Übrigens war Minami bei unseren Treffen mit Nishino mehrmals in Gelächter ausgebrochen, aber sichtlich verlegen verstummt, sobald sie merkte, dass ich sie ansah. Anschließend hatte sie immer ein paar Mal leise geniest.
Als Minami fünfzehn war, dachte ich kaum noch an Nishino. Dass sie in jenem Frühjahr plötzlich seinen Namen erwähnte, erstaunte und berührte mich. Seit langem hatte ich wieder einmal das Gefühl, als öffne sich ein Loch in meinem Bauch, aus dem sämtliche Luft aus mir herausströmte.
»Ihr wart damals doch ein Liebespaar, oder?«, fragte Minami und sah mir gerade in die Augen.
Ich überlegte, konnte mich aber nicht richtig erinnern. Ich wusste nicht einmal mehr, ob wir uns öfter getroffen hatten. War ich in ihn verliebt gewesen? Oder hatte ich ihn sogar geliebt? Ich wusste kaum noch, ob es diesen »Herrn Nishino« wirklich gegeben hatte oder nicht.
»Manchmal nannte mich Herr Nishino seine kleine Minami. Es fühlte sich an, als würde schwarze Farbe an meiner Hand kleben. Und ich konnte reiben und waschen, wie ich wollte, sie ging nicht ab«, flüsterte sie in singendem Tonfall.
Seit dem Vorjahr wurde Minami rasch größer. Ihre Arme und Beine wollten gar nicht aufhören zu wachsen. Ich hatte die Vorstellung, dass die Zellen, die Minami im Zuge dieser dramatischen Entwicklung ausbildete, sich alle paar Tage komplett erneuerten und ihr Körper ständig von frischen Zellen erfüllt war.
»Es war irgendwie blöd, als wir uns nicht mehr mit Herrn Nishino getroffen haben. Seine Präsenz wollte ewig nicht verschwinden.«
»Seine Präsenz?«
»Ja, es blieb lange so was bittersüß Nostalgisches.«
»Wir waren lange nicht Parfeee essen, kleine Minami. Möchtest du?«, imitierte ich Nishino, und sie lachte.
»Ob es ihm gut geht?«
»Ganz bestimmt.«
»Über den Hündchen-Briefbeschwerer habe ich mich gefreut.«
Auch nach meiner Trennung von Nishino hielt Minami den silbernen Briefbeschwerer in Ehren. Sie nannte ihn Koro und polierte ihn hin und wieder mit Sand.
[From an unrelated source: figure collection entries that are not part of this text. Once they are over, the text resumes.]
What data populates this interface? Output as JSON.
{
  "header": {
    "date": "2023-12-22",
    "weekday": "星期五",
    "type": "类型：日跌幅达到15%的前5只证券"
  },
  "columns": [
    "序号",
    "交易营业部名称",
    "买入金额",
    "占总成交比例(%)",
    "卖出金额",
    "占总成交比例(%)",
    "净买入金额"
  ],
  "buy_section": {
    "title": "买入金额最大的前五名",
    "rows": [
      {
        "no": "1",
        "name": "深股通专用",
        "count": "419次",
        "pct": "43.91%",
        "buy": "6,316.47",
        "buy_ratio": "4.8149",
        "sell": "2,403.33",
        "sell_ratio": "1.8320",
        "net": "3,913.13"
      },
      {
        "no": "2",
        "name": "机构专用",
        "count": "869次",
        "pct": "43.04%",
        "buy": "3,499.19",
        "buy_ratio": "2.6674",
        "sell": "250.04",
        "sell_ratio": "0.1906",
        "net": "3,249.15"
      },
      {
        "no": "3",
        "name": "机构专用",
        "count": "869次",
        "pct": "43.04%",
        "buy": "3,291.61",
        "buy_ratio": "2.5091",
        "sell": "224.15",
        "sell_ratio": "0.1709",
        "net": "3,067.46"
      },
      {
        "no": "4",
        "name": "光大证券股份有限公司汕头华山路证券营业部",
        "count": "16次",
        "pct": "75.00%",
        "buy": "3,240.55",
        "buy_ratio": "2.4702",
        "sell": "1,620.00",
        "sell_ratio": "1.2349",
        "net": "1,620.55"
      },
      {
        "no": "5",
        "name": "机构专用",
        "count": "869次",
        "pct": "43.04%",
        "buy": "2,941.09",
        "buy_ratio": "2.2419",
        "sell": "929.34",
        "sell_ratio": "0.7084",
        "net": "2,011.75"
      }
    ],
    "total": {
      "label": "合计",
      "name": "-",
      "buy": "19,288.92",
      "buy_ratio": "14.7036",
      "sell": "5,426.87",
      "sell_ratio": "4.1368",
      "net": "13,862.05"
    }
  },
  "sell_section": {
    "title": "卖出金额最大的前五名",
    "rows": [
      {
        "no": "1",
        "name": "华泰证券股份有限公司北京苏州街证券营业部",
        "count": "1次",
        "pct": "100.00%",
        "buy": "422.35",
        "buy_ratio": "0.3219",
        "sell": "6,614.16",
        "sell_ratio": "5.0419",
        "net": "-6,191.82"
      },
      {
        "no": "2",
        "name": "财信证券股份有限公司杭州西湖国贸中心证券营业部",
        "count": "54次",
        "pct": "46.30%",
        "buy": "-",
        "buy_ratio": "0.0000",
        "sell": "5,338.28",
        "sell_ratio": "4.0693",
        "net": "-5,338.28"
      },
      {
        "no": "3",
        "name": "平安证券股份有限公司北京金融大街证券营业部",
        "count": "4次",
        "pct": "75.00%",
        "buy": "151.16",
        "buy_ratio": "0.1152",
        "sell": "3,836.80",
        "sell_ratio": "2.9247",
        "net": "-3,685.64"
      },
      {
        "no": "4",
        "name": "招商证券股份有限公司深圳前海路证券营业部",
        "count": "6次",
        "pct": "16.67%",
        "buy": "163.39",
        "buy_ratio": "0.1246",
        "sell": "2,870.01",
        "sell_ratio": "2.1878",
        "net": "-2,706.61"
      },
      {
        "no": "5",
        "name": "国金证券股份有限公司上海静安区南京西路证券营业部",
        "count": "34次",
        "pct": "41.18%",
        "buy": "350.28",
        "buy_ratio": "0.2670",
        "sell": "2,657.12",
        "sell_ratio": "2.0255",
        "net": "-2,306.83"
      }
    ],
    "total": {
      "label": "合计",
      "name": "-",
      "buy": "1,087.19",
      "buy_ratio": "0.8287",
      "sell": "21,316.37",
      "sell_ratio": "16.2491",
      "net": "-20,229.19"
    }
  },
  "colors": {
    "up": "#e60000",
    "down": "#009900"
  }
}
»Und das Gebäck mit Bohnenmus und Mohn hat mir auch geschmeckt.«
Nishino hatte ein Talent dafür, Geschenke auszuwählen. Auch mir hatte er eins gemacht. Ein silbernes Glöckchen mit einem sehr hellen Klang.
»Das musst du jetzt ständig bei dir tragen, Natsumi«, hatte er gesagt und dabei gelacht. »Damit ich immer weiß, wo du bist.« Und wenn du es weißt, hatte ich gefragt,...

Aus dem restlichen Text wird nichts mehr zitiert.